Unfortunately, the first one is something I can’t share because of legal reasons. They ruin our lives, and when we want to escape this life, they block us from doing so. I’m disgusted by people.
Let me talk about the second option instead.
Fight! Struggle! If we’re waiting for someone to come save us, to take our hand and pull us out, we’ll be waiting forever. That kind of thing is so unlikely… Why would anyone save you?
Aren’t other people partly responsible for our misery anyway, alongside fate? Hoping for help from others is meaningless.
The only thing left is to fight. If we want to survive—and if we want to make this life worth living—we have to fight. And I’m not talking about the kind of fight where you “keep trying and failing.” I mean something more aggressive. Our lives may have started off badly, but that doesn’t mean they’ll stay that way. The beauty of not knowing the future is that we can shape it.
To do that, we need courage. We need to take risks, shed our absurd fears, and take action. After courage, the next thing we need is anger. A little anger. Let them see we’re angry so they’ll take us seriously. Let’s raise our voices so they know we’re not okay. Let’s show our teeth so they’ll fear us and stop messing with us.

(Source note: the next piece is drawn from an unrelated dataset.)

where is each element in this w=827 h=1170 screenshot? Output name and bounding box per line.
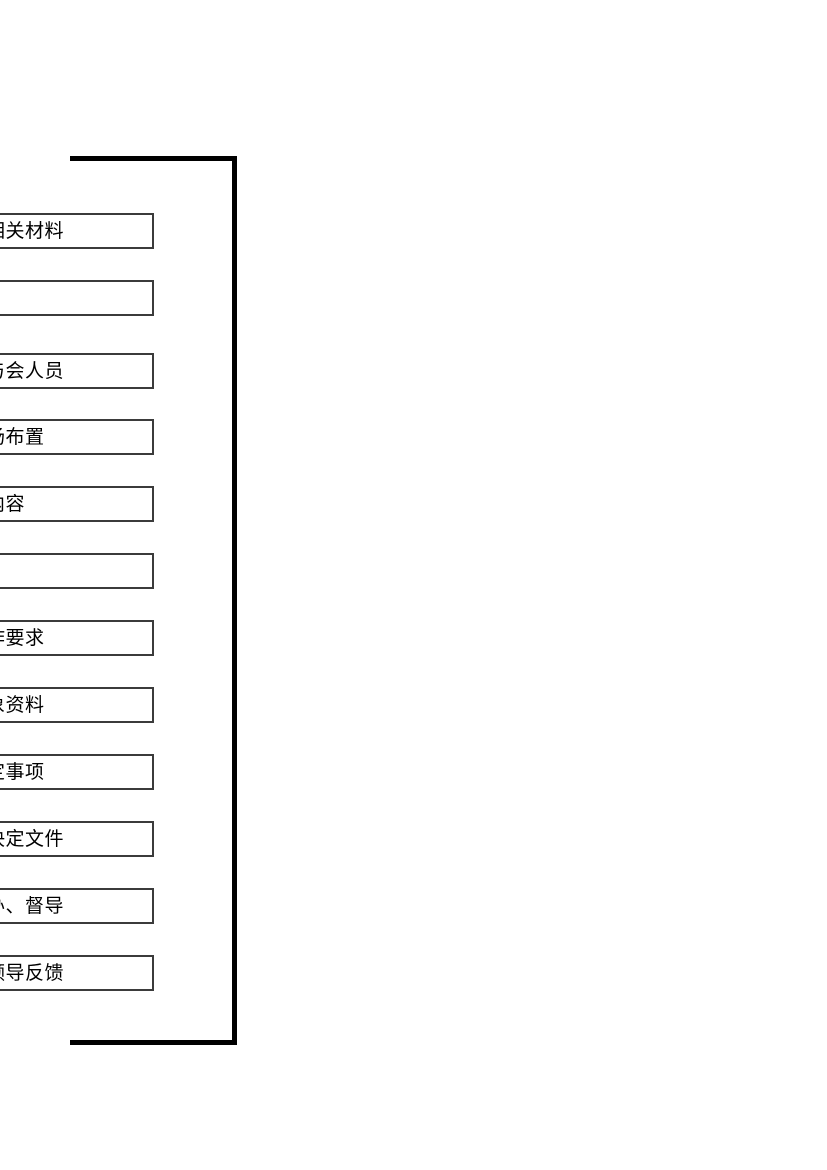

I know it’s easier said than done. How can someone fight when they’re already exhausted? But as I said, there’s no other choice. No choice but to fight. It’s a necessity. I don’t want to accept life’s nonsense or the idiocy of other people. Even if things don’t improve, at least I won’t regret not trying. Regret of inaction—that is the heaviest regret of all.
I don’t want to endure this life, so I have to fight. And when I’m completely drained, maybe I’ll end the fight. Not give up—that’s different. Giving up is accepting defeat. What I mean is ending my own battle. If I can’t live the life I want, and if the fight drags on too long, then what’s the point of burning myself out any further?